I have a 1990 chevy 4x4 truck that I would like to have a new radio/cd player installed in. I afraid that i don't understand all of the lingo that the experts tell me when i am looking at them. I just want a good radio and all new speakers so that i can listen to it and actually hear it in my old age. I don't want to thump when i go down the road. I would like to have the xm in it also if that is possible. If you can tell me exactly what i am needing then please tell me. Size speakers, how many of each, type of radio that would be good for me etc... They try to sell me features that I don't even know what they are. Helllllllllp please. It also has motor noise thru the speakers and ive had all of the gizmos put on it to stop it and it never has. What do i need to do about this issue.

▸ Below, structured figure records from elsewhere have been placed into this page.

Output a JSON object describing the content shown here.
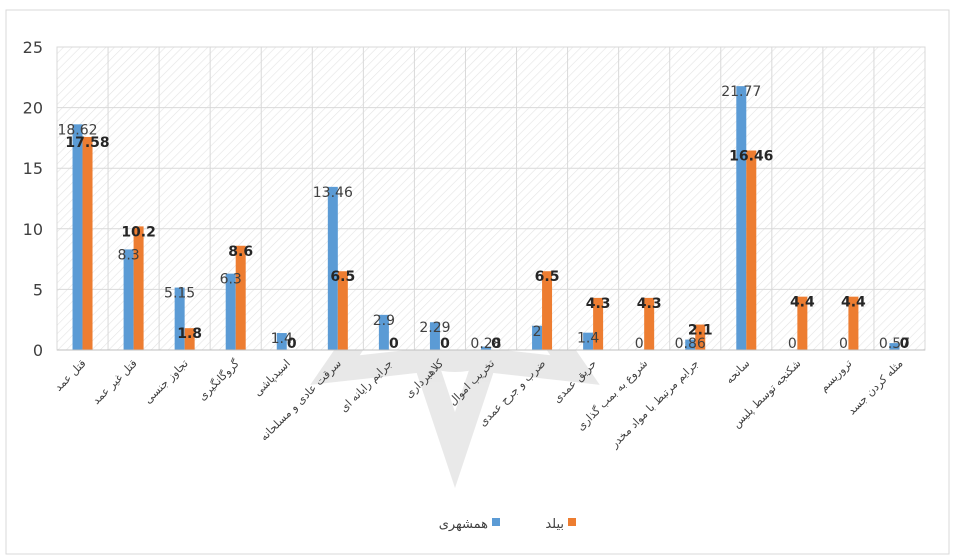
{
  "chart_data": {
    "type": "bar",
    "ylim": [
      0,
      25
    ],
    "yticks": [
      0,
      5,
      10,
      15,
      20,
      25
    ],
    "grid": "vertical hatched plot area",
    "legend_position": "bottom",
    "categories": [
      "قتل عمد",
      "قتل غیر عمد",
      "تجاوز جنسی",
      "گروگانگیری",
      "اسیدپاشی",
      "سرقت عادی و مسلحانه",
      "جرایم رایانه ای",
      "کلاهبرداری",
      "تخریب اموال",
      "ضرب و جرح عمدی",
      "حریق عمدی",
      "شروع به بمب گذاری",
      "جرایم مرتبط با مواد مخدر",
      "سانحه",
      "شکنجه توسط پلیس",
      "تروریسم",
      "مثله کردن جسد"
    ],
    "series": [
      {
        "name": "همشهری",
        "color": "#5b9bd5",
        "values": [
          18.62,
          8.3,
          5.15,
          6.3,
          1.4,
          13.46,
          2.9,
          2.29,
          0.28,
          2,
          1.43,
          0,
          0.86,
          21.77,
          0,
          0,
          0.57
        ],
        "labels": [
          "18.62",
          "8.3",
          "5.15",
          "6.3",
          "1.4",
          "13.46",
          "2.9",
          "2.29",
          "0.28",
          "2",
          "1.4",
          "0",
          "0.86",
          "21.77",
          "0",
          "0",
          "0.57"
        ]
      },
      {
        "name": "بیلد",
        "color": "#ed7d31",
        "values": [
          17.58,
          10.2,
          1.8,
          8.6,
          0,
          6.5,
          0,
          0,
          0,
          6.5,
          4.3,
          4.3,
          2.1,
          16.46,
          4.4,
          4.4,
          0
        ],
        "labels": [
          "17.58",
          "10.2",
          "1.8",
          "8.6",
          "0",
          "6.5",
          "0",
          "0",
          "0",
          "6.5",
          "4.3",
          "4.3",
          "2.1",
          "16.46",
          "4.4",
          "4.4",
          "0"
        ]
      }
    ]
  }
}
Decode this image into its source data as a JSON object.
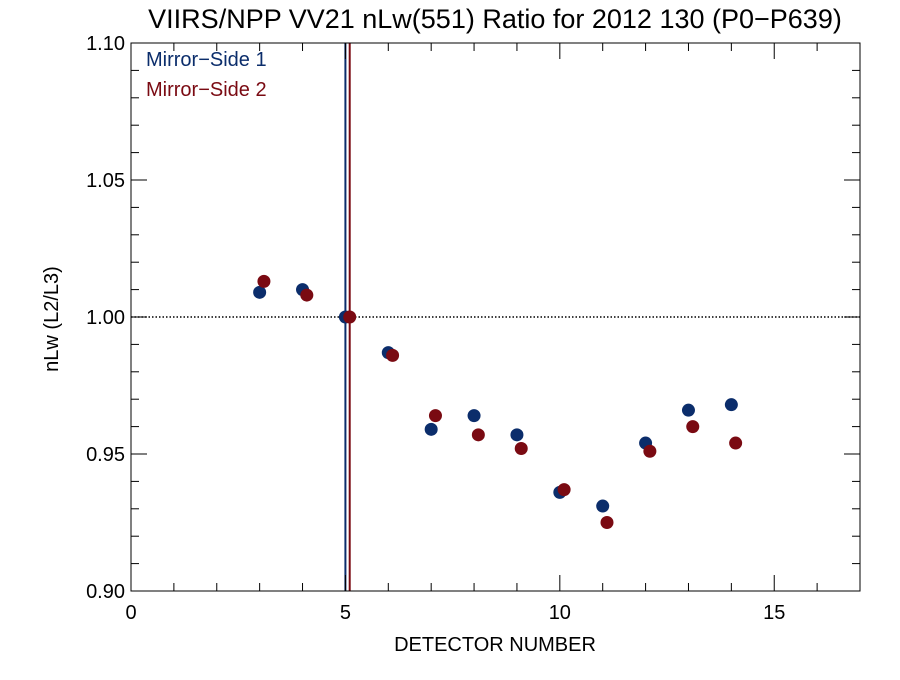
{
  "chart_data": {
    "type": "scatter",
    "title": "VIIRS/NPP VV21 nLw(551) Ratio for 2012 130 (P0−P639)",
    "xlabel": "DETECTOR NUMBER",
    "ylabel": "nLw (L2/L3)",
    "xlim": [
      0,
      17
    ],
    "ylim": [
      0.9,
      1.1
    ],
    "x_ticks": [
      0,
      5,
      10,
      15
    ],
    "x_tick_labels": [
      "0",
      "5",
      "10",
      "15"
    ],
    "x_minor_step": 1,
    "y_ticks": [
      0.9,
      0.95,
      1.0,
      1.05,
      1.1
    ],
    "y_tick_labels": [
      "0.90",
      "0.95",
      "1.00",
      "1.05",
      "1.10"
    ],
    "y_minor_step": 0.01,
    "reference_line": {
      "y": 1.0,
      "style": "dotted"
    },
    "vertical_lines": [
      {
        "x": 5.0,
        "color": "#0b2d6b"
      },
      {
        "x": 5.1,
        "color": "#7a0a12"
      }
    ],
    "legend_position": "top-left",
    "grid": false,
    "series": [
      {
        "name": "Mirror−Side 1",
        "color": "#0b2d6b",
        "x": [
          3,
          4,
          5,
          6,
          7,
          8,
          9,
          10,
          11,
          12,
          13,
          14
        ],
        "y": [
          1.009,
          1.01,
          1.0,
          0.987,
          0.959,
          0.964,
          0.957,
          0.936,
          0.931,
          0.954,
          0.966,
          0.968
        ]
      },
      {
        "name": "Mirror−Side 2",
        "color": "#7a0a12",
        "x": [
          3.1,
          4.1,
          5.1,
          6.1,
          7.1,
          8.1,
          9.1,
          10.1,
          11.1,
          12.1,
          13.1,
          14.1
        ],
        "y": [
          1.013,
          1.008,
          1.0,
          0.986,
          0.964,
          0.957,
          0.952,
          0.937,
          0.925,
          0.951,
          0.96,
          0.954
        ]
      }
    ]
  }
}
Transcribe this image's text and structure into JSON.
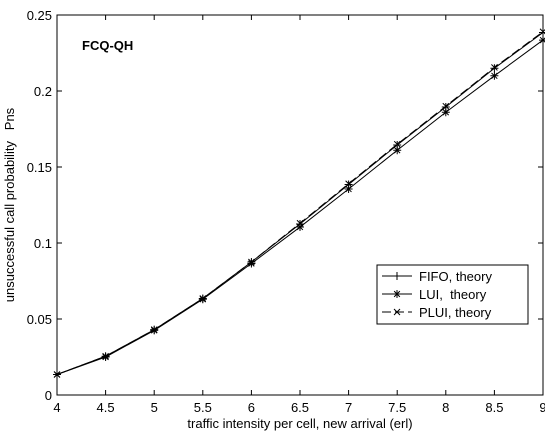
{
  "chart_data": {
    "type": "line",
    "title": "",
    "annotation": "FCQ-QH",
    "xlabel": "traffic intensity per cell, new arrival (erl)",
    "ylabel": "unsuccessful call probability   Pns",
    "xlim": [
      4,
      9
    ],
    "ylim": [
      0,
      0.25
    ],
    "xticks": [
      4,
      4.5,
      5,
      5.5,
      6,
      6.5,
      7,
      7.5,
      8,
      8.5,
      9
    ],
    "xtick_labels": [
      "4",
      "4.5",
      "5",
      "5.5",
      "6",
      "6.5",
      "7",
      "7.5",
      "8",
      "8.5",
      "9"
    ],
    "yticks": [
      0,
      0.05,
      0.1,
      0.15,
      0.2,
      0.25
    ],
    "ytick_labels": [
      "0",
      "0.05",
      "0.1",
      "0.15",
      "0.2",
      "0.25"
    ],
    "grid": false,
    "legend_position": "bottom-right",
    "series": [
      {
        "name": "FIFO, theory",
        "line_style": "solid",
        "marker": "plus",
        "x": [
          4,
          4.5,
          5,
          5.5,
          6,
          6.5,
          7,
          7.5,
          8,
          8.5,
          9
        ],
        "y": [
          0.0135,
          0.0255,
          0.043,
          0.0635,
          0.0875,
          0.1125,
          0.1385,
          0.1645,
          0.1895,
          0.215,
          0.2385
        ]
      },
      {
        "name": "LUI,  theory",
        "line_style": "solid",
        "marker": "asterisk",
        "x": [
          4,
          4.5,
          5,
          5.5,
          6,
          6.5,
          7,
          7.5,
          8,
          8.5,
          9
        ],
        "y": [
          0.0135,
          0.025,
          0.0425,
          0.063,
          0.0865,
          0.1105,
          0.1355,
          0.161,
          0.186,
          0.21,
          0.2335
        ]
      },
      {
        "name": "PLUI, theory",
        "line_style": "dashed",
        "marker": "x",
        "x": [
          4,
          4.5,
          5,
          5.5,
          6,
          6.5,
          7,
          7.5,
          8,
          8.5,
          9
        ],
        "y": [
          0.0135,
          0.0255,
          0.043,
          0.0635,
          0.0875,
          0.113,
          0.139,
          0.165,
          0.19,
          0.2155,
          0.239
        ]
      }
    ]
  }
}
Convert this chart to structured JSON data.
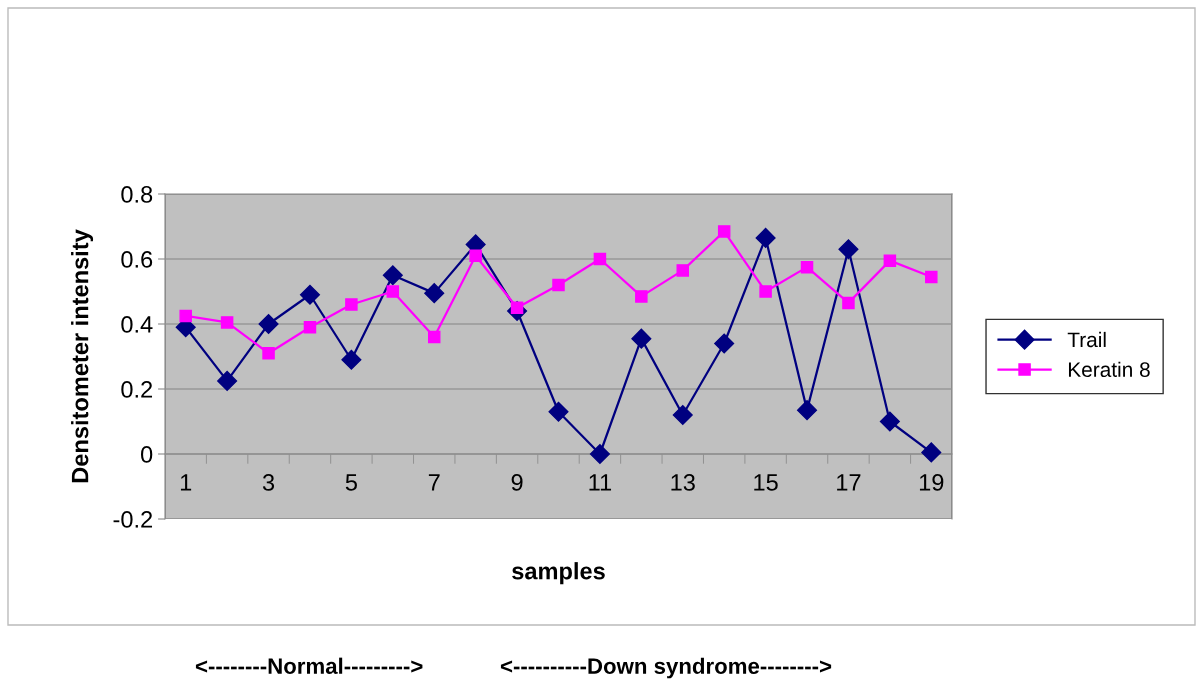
{
  "chart_data": {
    "type": "line",
    "xlabel": "samples",
    "ylabel": "Densitometer intensity",
    "annotations": [
      "<--------Normal--------->",
      "<----------Down syndrome-------->"
    ],
    "categories": [
      "1",
      null,
      "3",
      null,
      "5",
      null,
      "7",
      null,
      "9",
      null,
      "11",
      null,
      "13",
      null,
      "15",
      null,
      "17",
      null,
      "19"
    ],
    "series": [
      {
        "name": "Trail",
        "color": "#000080",
        "marker": "diamond",
        "values": [
          0.39,
          0.225,
          0.4,
          0.49,
          0.29,
          0.55,
          0.495,
          0.645,
          0.44,
          0.13,
          0.0,
          0.355,
          0.12,
          0.34,
          0.665,
          0.135,
          0.63,
          0.1,
          0.005
        ]
      },
      {
        "name": "Keratin 8",
        "color": "#ff00ff",
        "marker": "square",
        "values": [
          0.425,
          0.405,
          0.31,
          0.39,
          0.46,
          0.5,
          0.36,
          0.61,
          0.45,
          0.52,
          0.6,
          0.485,
          0.565,
          0.685,
          0.5,
          0.575,
          0.465,
          0.595,
          0.545
        ]
      }
    ],
    "ylim": [
      -0.2,
      0.8
    ],
    "yticks": [
      -0.2,
      0,
      0.2,
      0.4,
      0.6,
      0.8
    ],
    "grid": "y",
    "legend": "right",
    "line_style": "solid"
  }
}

This truck has the seperate radio and casette player. Player is in the middle of the truck dash.

Thanks
Tdrea


----------



## jaggerwild (May 21, 2007)

tdrea said:


> I have a 1990 chevy 4x4 truck that I would like to have a new radio/cd player installed in. I afraid that i don't understand all of the lingo that the experts tell me when i am looking at them. I just want a good radio and all new speakers so that i can listen to it and actually hear it in my old age. I don't want to thump when i go down the road. I would like to have the xm in it also if that is possible. If you can tell me exactly what i am needing then please tell me. Size speakers, how many of each, type of radio that would be good for me etc... They try to sell me features that I don't even know what they are. Helllllllllp please. It also has motor noise thru the speakers and ive had all of the gizmos put on it to stop it and it never has. What do i need to do about this issue.
> 
> This truck has the seperate radio and casette player. Player is in the middle of the truck dash.
> 
> ...


 Source "the12volt.com"
http://www.the12volt.com/installbay/stereodetail/471.html



> Constant 12V+	Orange
> Switched 12V+ Yellow
> Ground Black
> Illumination Gray
> ...


 I'm not sure what yer rear speakers are but I'd guess 5X9, a new (head unit) radio may fix the engine noise, they may need to cut the dash if your old radio is a "shaft"style though some places still sell these to If you don't want the truck cut up. Speakers are sold in pairs(2 of each) so no issue there, only other thing is you can get a CD player or cassette, and they also have navigational units too.


----------



## lcurle (Oct 5, 2008)

4x6 in the front dash and if an extended cab in the rear panels, you need s 99-3000 Metra dash kit to mount where the eq/cassett player is and a Metra 70-1858 for the wire harness. As far as the cd player is concerned you can get a basic JVC-KDR210 that has an MP3 jack and a XM radio kit and its plug and play from there. Go to crutchfield.com and they can help you out a lot. If you want to do it yourself there is A LOT of stuff to do in these trucks to install the aftermarker cd player.


----------